Sales at department store chain John Lewis went into reverse last week but the retailer said its full-year performance would be strong.
Turnover at John Lewis fell 2.2% to £50m in the period to January 22, but the retailer said comparisons against last year are difficult to make because of snow in January 2010 and the uplift in trading that followed.
“Taking the week ending 15 January and the week ending 22 January together provides a more realistic comparison with last year and gives an overall increase of 1%,” said operational development director Lesley Ballantyne.
He said: “With just one week of the trading year left to trade, we will end the year with a strong double-digit increase to be proud of.
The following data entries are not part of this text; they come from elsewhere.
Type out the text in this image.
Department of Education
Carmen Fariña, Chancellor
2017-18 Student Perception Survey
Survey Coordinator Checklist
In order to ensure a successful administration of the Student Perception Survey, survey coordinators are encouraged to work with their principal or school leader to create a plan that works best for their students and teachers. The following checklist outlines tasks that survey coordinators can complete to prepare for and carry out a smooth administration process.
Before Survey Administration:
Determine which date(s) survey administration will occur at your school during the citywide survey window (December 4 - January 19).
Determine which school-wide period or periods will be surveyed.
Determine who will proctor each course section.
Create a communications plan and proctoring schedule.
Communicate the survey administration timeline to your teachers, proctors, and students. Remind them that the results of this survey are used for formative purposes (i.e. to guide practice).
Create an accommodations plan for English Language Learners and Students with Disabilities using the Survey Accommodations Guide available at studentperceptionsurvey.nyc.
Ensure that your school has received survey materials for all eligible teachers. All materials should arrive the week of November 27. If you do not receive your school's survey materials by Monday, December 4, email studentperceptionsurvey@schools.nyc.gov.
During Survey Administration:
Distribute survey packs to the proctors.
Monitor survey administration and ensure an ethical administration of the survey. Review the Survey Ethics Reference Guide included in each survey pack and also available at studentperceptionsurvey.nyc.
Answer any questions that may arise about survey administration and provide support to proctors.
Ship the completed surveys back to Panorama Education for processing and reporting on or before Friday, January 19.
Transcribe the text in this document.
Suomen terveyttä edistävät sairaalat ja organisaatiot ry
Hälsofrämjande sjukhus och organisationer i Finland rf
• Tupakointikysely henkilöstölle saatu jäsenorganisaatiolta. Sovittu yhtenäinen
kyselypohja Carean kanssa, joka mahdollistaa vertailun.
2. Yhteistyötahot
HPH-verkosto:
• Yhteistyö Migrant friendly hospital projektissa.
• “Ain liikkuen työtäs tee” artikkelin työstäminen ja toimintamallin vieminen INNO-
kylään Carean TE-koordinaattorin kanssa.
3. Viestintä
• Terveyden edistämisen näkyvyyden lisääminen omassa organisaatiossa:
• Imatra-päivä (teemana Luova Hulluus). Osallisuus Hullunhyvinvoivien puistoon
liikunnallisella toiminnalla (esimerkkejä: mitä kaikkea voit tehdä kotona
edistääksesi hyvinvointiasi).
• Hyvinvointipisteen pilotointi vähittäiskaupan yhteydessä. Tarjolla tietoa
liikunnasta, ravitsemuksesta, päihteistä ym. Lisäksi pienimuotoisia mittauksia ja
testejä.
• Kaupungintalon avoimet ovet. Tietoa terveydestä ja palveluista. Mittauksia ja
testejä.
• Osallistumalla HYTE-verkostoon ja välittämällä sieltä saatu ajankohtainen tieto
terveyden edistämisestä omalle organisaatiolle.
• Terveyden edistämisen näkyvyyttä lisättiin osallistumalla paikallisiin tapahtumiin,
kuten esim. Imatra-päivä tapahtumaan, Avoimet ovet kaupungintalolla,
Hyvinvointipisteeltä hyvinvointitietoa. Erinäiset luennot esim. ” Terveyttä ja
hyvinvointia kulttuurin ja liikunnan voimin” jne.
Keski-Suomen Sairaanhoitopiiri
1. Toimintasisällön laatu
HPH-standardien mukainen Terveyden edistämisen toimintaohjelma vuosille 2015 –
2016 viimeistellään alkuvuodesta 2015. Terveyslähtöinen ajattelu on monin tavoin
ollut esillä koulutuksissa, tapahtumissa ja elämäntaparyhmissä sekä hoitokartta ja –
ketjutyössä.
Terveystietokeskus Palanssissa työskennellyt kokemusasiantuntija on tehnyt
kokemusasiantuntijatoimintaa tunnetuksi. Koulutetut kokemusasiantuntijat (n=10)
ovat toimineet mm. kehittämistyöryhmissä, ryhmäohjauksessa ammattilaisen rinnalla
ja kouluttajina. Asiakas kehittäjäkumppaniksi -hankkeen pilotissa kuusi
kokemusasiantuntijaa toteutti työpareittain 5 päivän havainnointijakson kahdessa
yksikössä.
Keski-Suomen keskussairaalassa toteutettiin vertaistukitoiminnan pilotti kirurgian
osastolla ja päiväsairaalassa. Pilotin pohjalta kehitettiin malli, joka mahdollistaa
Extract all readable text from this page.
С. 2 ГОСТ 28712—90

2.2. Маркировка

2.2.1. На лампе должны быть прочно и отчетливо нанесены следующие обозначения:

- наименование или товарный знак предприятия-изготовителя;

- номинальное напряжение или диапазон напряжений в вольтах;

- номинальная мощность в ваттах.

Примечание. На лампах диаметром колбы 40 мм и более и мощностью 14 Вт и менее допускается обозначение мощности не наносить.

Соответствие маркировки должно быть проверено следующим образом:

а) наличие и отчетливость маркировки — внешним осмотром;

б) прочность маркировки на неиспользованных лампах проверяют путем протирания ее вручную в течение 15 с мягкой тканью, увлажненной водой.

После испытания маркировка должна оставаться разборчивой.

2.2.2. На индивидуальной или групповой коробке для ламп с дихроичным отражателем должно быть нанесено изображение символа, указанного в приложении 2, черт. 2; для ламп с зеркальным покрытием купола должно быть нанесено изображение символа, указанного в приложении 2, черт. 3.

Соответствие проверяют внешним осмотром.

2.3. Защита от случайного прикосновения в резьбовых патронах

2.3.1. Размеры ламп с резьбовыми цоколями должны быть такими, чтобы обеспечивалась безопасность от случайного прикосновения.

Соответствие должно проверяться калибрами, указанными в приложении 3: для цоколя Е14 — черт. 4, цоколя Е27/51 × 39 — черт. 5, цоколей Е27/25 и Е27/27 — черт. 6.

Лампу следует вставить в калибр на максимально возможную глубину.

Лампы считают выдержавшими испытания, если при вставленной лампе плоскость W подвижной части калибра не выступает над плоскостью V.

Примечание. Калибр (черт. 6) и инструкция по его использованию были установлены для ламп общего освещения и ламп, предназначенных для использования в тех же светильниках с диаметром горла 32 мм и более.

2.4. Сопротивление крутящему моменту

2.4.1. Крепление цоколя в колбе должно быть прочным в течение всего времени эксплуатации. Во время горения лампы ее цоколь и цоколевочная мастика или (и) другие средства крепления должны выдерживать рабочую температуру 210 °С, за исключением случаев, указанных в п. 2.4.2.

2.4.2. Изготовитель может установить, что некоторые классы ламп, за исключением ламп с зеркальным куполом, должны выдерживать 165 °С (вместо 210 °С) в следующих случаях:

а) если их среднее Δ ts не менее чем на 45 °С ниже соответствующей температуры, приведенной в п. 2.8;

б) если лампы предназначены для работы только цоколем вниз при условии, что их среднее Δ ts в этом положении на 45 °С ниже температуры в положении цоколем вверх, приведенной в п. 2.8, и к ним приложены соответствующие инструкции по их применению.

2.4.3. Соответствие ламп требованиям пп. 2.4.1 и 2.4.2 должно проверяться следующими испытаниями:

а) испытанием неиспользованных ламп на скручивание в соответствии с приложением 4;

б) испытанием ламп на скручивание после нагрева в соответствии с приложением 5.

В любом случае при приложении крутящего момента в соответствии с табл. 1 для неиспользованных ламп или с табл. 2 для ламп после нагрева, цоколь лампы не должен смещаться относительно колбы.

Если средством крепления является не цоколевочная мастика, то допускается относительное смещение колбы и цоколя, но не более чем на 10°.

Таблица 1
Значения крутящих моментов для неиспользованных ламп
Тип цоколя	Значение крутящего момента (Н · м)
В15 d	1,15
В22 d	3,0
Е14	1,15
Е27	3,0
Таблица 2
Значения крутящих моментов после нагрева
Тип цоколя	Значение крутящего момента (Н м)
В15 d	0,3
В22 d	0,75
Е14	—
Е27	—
“We go into the new financial year with the confidence that our service, products and selling environment will continue to inspire existing and new customers.”
Singer analyst Matthew McEachran estimated that over the numbers over the two-week period suggested as representative by John Lewis were equivalent to a like-for-like sales fall, excluding VAT, of about 3%. He observed: “Of the 29 branches open a year ago, just two saw sales increase.”
Seymour Pierce analyst Freddie George said: “Last week was always going to be a tough week for retailers because of relatively difficult comparatives. The week we are in will give a clearer picture of the real trends in consumer spending.”
John Lewis reported that fashion sales fell 3% over the week, electricals and home technology was down 3.7% and the home category slipped 0.8%. Online sales climbed 21%.
Sales at grocery stablemate Waitrose advanced 5.5% over the week to £93.2m.